The concept of "pure-text context" in VLMs assumes the model can still provide a valid distribution without image tokens, which might not hold for architectures using learned image tokens or soft prompts (e.g., Q-Former inserted before word embeddings).
\(\gamma=2.0\), \(\lambda=0.01\), and threshold \(Q_{0.7}\) are empirical values. No scheme for automatic tuning based on student size is provided; in particular, the setting of \(\alpha\) during the RL phase might be strongly coupled with \(\gamma\).
Evaluation is currently limited to static image + math/logic reasoning tasks. The transferability of VGS to real-world multimodal dialogues or long-video understanding remains unknown.
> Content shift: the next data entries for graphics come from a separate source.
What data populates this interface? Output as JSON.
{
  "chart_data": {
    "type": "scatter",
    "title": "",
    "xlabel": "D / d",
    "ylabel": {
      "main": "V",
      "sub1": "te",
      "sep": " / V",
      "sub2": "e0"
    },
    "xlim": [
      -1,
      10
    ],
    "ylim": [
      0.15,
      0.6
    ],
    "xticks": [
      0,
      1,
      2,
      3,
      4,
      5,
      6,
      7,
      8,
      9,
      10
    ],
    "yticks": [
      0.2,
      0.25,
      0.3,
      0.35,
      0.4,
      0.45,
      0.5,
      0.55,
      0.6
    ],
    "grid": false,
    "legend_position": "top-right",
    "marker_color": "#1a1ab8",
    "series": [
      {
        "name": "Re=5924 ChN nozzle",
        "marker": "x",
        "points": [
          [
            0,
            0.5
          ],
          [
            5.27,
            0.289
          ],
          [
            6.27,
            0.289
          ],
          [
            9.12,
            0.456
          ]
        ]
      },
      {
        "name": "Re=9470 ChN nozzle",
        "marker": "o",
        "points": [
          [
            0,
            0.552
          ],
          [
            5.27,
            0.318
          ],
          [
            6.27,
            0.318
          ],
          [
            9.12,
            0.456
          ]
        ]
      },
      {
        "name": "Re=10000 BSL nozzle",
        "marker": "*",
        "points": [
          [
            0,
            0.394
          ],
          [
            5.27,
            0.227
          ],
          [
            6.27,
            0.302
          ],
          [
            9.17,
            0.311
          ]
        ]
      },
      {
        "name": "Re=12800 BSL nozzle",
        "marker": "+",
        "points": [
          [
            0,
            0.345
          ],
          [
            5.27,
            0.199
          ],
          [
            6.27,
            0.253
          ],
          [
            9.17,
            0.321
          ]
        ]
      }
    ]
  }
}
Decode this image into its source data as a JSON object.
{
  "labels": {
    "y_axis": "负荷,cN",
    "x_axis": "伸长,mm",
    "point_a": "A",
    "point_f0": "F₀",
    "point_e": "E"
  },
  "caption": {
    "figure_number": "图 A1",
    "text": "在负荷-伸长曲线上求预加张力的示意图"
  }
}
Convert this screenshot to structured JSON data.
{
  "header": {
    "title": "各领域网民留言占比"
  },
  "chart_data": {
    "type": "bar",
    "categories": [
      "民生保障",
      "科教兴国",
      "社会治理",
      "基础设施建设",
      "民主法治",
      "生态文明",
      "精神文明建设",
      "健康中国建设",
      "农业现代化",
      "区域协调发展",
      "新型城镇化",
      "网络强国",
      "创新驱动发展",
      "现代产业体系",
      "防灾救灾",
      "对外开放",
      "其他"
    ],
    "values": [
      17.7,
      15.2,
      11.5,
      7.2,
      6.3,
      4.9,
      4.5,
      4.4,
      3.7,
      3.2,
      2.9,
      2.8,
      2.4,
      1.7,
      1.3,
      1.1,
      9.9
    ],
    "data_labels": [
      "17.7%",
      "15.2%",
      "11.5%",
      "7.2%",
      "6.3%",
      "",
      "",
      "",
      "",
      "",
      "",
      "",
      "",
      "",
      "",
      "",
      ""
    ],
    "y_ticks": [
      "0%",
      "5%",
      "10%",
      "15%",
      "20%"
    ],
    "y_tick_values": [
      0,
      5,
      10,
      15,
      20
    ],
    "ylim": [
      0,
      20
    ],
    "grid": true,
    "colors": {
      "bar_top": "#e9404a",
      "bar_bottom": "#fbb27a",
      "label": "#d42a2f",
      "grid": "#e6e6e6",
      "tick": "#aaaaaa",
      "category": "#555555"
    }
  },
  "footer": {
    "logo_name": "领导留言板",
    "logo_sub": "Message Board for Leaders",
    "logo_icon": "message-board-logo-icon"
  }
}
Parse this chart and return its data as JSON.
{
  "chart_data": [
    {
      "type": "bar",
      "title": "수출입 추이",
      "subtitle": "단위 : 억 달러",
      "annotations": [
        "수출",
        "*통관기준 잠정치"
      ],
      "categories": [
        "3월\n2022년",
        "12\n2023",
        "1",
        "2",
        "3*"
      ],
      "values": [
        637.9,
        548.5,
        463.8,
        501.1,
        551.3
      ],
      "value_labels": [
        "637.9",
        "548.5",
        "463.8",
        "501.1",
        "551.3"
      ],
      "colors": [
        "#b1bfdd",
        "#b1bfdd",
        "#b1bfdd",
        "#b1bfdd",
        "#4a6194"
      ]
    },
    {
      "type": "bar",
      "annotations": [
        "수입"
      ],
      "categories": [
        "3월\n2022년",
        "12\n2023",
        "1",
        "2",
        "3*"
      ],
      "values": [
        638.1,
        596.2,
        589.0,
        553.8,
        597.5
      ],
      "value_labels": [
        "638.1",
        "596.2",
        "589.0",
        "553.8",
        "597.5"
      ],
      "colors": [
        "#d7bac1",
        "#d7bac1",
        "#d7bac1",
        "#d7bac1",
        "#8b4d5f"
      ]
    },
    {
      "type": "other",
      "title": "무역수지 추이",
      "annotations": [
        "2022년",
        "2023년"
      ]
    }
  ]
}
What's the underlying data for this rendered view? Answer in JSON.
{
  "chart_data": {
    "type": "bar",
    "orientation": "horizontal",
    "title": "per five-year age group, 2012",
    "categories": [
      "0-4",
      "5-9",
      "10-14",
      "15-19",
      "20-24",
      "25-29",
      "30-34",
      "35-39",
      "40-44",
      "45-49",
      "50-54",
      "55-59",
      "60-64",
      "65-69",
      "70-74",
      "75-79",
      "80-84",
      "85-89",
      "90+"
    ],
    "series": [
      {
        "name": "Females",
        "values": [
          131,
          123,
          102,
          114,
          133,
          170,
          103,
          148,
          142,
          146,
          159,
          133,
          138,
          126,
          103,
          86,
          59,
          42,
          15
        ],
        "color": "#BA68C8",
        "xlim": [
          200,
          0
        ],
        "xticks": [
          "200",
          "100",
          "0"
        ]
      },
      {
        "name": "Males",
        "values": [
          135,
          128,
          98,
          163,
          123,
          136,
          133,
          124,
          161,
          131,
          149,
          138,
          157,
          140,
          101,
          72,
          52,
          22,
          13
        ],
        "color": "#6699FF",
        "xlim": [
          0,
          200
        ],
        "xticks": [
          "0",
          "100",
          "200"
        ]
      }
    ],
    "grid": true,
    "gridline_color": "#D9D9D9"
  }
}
vs On-Policy Distillation (Agarwal et al., 2024): They proposed a pure-text distillation framework using Reverse KL + on-policy sampling; this work is a multimodal extension. The difference is the direct attack on the geometric flaws of monolithic KL rather than changing the KL type.
vs GradNorm / PCGrad / GradVac etc. multi-task gradient surgery: Traditional methods perform projection/re-weighting after per-task gradients are obtained. This work does not require per-task gradients (visual and language terms share the same tokens), incurs nearly zero overhead, and the directional correction is explicitly interpretable (always tilting toward \(\nabla\ell_{\text{Vis}}\)).
vs RLVR / GRPO: RL provides sparse outcome rewards while distillation provides dense token-level supervision; this work treats them as complementary. GRPO + VGS achieves implicit length regularization aligned with the teacher, which is more stable than the length explosion seen in pure GRPO.

Rating¶

Novelty: ⭐⭐⭐⭐⭐ Bayes decomposition + gradient orthogonal analysis is the first work in VLM distillation literature to explicitly separate language/vision to examine gradient geometry.
Experimental Thoroughness: ⭐⭐⭐⭐ Seven reasoning benchmarks + two student scales + GRPO hybrid training, though only covering one model family.
Writing Quality: ⭐⭐⭐⭐⭐ Clear derivations; geometric diagrams (Fig.3) and training dynamics plots (Fig.4) consistently support the core hypothesis.
Value: ⭐⭐⭐⭐ Can be integrated into existing on-policy distillation frameworks at almost zero cost, providing a plug-and-play boost for the small VLM training community.